Principle four: shape customer behaviour

 Companies can influence consumers into behaving differently (for example, driving less or more safely) and feeling richer while consuming less. Marketing managers can improve brand loyalty and market share by tailoring frugal products and services more closely to the way customers actually think, feel and behave—and by properly positioning and communicating the aspirational value of these frugal solutions. Indian brands can use clever design and marketing techniques to encourage Indian consumers to adopt a healthy and sustainable lifestyle.

 

 

Principle five: co-create value with prosumers

Consumers want a ‘conversation’ with their brands. Consumers now design, build and sell products themselves especially the tech-savvy millennials and Generation Z (those born between 1981 and 2012)—are evolving from passive individual users into communities of empowered ‘prosumers’, who collectively design, create and share the products and services they want. Sales and marketing managers can build greater brand affinity and deepen their engagement with customers by co-creating greater value for all.
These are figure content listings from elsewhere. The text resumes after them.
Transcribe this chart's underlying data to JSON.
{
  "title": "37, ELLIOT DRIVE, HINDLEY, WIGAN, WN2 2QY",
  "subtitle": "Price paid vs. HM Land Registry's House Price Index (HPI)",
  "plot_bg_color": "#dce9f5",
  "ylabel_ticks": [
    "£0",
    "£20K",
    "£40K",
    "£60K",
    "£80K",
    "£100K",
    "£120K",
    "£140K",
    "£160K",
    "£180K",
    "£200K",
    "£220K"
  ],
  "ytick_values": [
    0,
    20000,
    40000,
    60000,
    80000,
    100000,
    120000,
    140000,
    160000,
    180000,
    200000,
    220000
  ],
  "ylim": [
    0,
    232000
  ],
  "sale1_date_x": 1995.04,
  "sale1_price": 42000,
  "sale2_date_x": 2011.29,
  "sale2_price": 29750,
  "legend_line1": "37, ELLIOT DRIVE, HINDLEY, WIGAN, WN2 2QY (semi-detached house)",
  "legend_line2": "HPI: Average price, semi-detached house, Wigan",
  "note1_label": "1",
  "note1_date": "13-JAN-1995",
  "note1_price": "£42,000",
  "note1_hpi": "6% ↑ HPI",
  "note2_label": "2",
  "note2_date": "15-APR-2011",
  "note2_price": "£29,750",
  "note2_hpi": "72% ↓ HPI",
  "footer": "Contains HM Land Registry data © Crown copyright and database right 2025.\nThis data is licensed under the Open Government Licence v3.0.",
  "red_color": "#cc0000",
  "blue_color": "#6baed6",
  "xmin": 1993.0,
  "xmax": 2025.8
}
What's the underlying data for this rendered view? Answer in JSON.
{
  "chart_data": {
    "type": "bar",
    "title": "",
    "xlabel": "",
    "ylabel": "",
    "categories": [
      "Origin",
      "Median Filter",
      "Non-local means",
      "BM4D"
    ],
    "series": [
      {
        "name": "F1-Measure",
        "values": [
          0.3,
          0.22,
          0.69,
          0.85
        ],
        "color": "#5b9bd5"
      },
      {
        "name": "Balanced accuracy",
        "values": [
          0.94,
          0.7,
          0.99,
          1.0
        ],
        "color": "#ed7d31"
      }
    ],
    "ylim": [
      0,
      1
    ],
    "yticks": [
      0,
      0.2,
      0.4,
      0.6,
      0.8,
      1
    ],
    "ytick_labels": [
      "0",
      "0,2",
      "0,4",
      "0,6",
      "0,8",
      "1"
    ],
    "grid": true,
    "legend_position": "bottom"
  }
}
The horizontal economy which allows consumers to design, build, market, distribute and trade goods and services by and among themselves, is being encouraged by Fab Labs and maker spaces, the low-cost building blocks of DIY products, Peer-to-peer sharing platforms, collective buying platforms, and crowdfunding platforms that finance new ventures.

 

 

Principle six: make innovative friends

R&D and operations managers can develop frugal products, services and business models more efficiently by collaborating with diverse external partners (such as suppliers, universities, venture capitalists and start-ups) than by working alone.  In addition, makerspaces can connect large companies and nimble inventors and enable them to co-create new products faster and cheaper using digital prototyping tools.  Brands must increase the breadth and depth of their partnerships in order to understand the real nature of the so-called wicked problems and solutions. Companies must also transform themselves from within by setting up an innovation-brokering function, increasing internal agility, and monetizing, intellectual capital beyond just protecting it.

 


Do Better With Less is India’s guide to claiming global leadership in frugal innovation.